La incorporación al mundo laboral de la mujer, las nuevas tecnologías y un mundo cada vez más competente y lábil son algunas de los factores que han animado nuestra sensación de andar sobrepasados y ha ocasionado una de las mayores crisis que acechan a la sociedad actual: la de la gestión de nuestro tiempo. Hay menos tiempo para escuchar, arreglar problemas, discutir, tener hijos, estar con ellos, prestarles atención y corregir sus defectos. Como a menudo tenemos prisa y estamos cansados u ocupados, se opta por lo cómodo. Se permite que los niños coman lo que les gusta, se deja que hagan y respondan como quieran, se les regala un móvil a los diez años y se les ponen dibujos animados en una tablet con las primeras papillas y con tal de callarlos y conseguir esa paz mental que tanto añoramos al regresar a casa. Son remedios a corto plazo, mucho más fáciles que instruirles en buenos hábitos alimenticios, menos duros que castigarles y menos tediosos que explicarles por qué no deben de hacer determinadas cosas.
La conducta de los «padres helicóptero» puede estar condicionada por múltiples motivos, aunque existen una serie de factores sociales y culturales clave que han alimentado el fenómeno. En primer lugar, nos encontramos con unos padres aterrorizados por los riesgos y los peligros a los que puedan enfrentarse sus hijos. Esta tendencia, exacerbada por la era de la información y por el peligro constante retratado en los medios, intenta eliminar todo posible sufrimiento, evitarle al pequeño —que a menudo no es tan pequeño— todas sus caídas. Por otro lado, y de forma aún más dañina, está la combinación del «branding familiar», una mala praxis de corrientes pedagógicas sobre la expresión de los sentimientos, la creciente popularidad de los sistemas de alto rendimiento y la incertidumbre del mercado laboral. La idea de que con la suficiente implicación (más bien intrusión) se pueda predecir la vida y los logros de un hijo, crea el hábitat perfecto para el desarrollo de una cultura de la sobreprotección.
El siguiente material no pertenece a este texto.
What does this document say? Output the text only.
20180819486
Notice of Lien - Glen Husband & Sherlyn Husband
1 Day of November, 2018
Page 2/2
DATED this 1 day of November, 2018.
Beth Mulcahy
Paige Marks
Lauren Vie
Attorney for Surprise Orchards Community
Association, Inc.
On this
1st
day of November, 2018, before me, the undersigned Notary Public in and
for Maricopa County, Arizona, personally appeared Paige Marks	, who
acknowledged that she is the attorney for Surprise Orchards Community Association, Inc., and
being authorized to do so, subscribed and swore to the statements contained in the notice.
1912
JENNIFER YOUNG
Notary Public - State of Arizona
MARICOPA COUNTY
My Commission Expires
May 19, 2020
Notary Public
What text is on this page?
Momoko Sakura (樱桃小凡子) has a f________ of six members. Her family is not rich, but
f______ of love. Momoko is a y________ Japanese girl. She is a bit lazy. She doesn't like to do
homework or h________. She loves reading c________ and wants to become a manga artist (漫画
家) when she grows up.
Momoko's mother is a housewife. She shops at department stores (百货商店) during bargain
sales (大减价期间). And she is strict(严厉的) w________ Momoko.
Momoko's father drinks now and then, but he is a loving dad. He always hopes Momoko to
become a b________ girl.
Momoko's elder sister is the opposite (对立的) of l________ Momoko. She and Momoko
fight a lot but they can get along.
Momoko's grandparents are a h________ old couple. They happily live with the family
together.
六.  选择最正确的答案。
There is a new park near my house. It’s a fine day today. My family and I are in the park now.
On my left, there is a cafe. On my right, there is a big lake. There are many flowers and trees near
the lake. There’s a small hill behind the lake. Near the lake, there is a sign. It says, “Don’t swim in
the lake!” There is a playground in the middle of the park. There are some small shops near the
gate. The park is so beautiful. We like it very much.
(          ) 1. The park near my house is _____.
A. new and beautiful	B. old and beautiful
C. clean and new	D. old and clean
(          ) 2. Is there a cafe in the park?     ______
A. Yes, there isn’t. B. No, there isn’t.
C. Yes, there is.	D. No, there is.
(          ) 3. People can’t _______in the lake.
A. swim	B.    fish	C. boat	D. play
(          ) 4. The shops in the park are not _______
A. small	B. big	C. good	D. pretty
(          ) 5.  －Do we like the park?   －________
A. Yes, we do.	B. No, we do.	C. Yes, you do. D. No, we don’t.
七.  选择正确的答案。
Todos estos factores son acentuados por unos progenitores con poco tiempo, poco control y muchas frustraciones propias que se inclinan hacia la afectividad incondicional y la atención intensiva. Del padre autoritario hemos pasado al indulgente y permisivo, y de no darle importancia a los sentimientos hemos pasado a encumbrar las emociones. Frente a conducirnos por lo correcto, ahora es más relevante no herir los sentimientos de nuestros hijos con palabras y correcciones que no les apetece oír. El resultado es que haya niños y adolescentes más frágiles, consentidos, incompetentes, ofendidos e hipersensibles, de ahí la justa denominación «generación de cristal» o «generación copo de nieve». La ausencia de correcciones y un grado moderado de autoridad pueden resultar en niños conflictivos, además de perezosos. Mucho de lo malo que ocurre suele ser una consecuencia directa de algo que se hizo mal antes. Si dirigimos nuestra mirada podemos encontrar que estos padres no son más que el reflejo de un gobierno que durante mucho tiempo favorece las decisiones populares a la verdad. La adulación del ciudadano ha tenido graves consecuencias, como el desgaste del criterio público, la reactividad a las decisiones difíciles y la perpetuación de problemas subyacentes como este.
¿Qué hacer entonces? La pelota está en el tejado de los padres. La educación no es blanco o negro, sino que hay grises. El estilo más balanceado de todos es, sin duda alguna, aquel que combina la autoridad con la libertad y la afectividad con la exigencia, es decir, el democrático. Los padres han de dejar claro que no son los amigos de sus hijos e inculcarles valores como la responsabilidad, el sacrificio y la independencia. En consecuencia, ellos mismos deberán dejar a un lado ciertas comodidades y atajos fáciles, optando por hacer lo debido, aunque suponga alguna que otra pataleta o castigo.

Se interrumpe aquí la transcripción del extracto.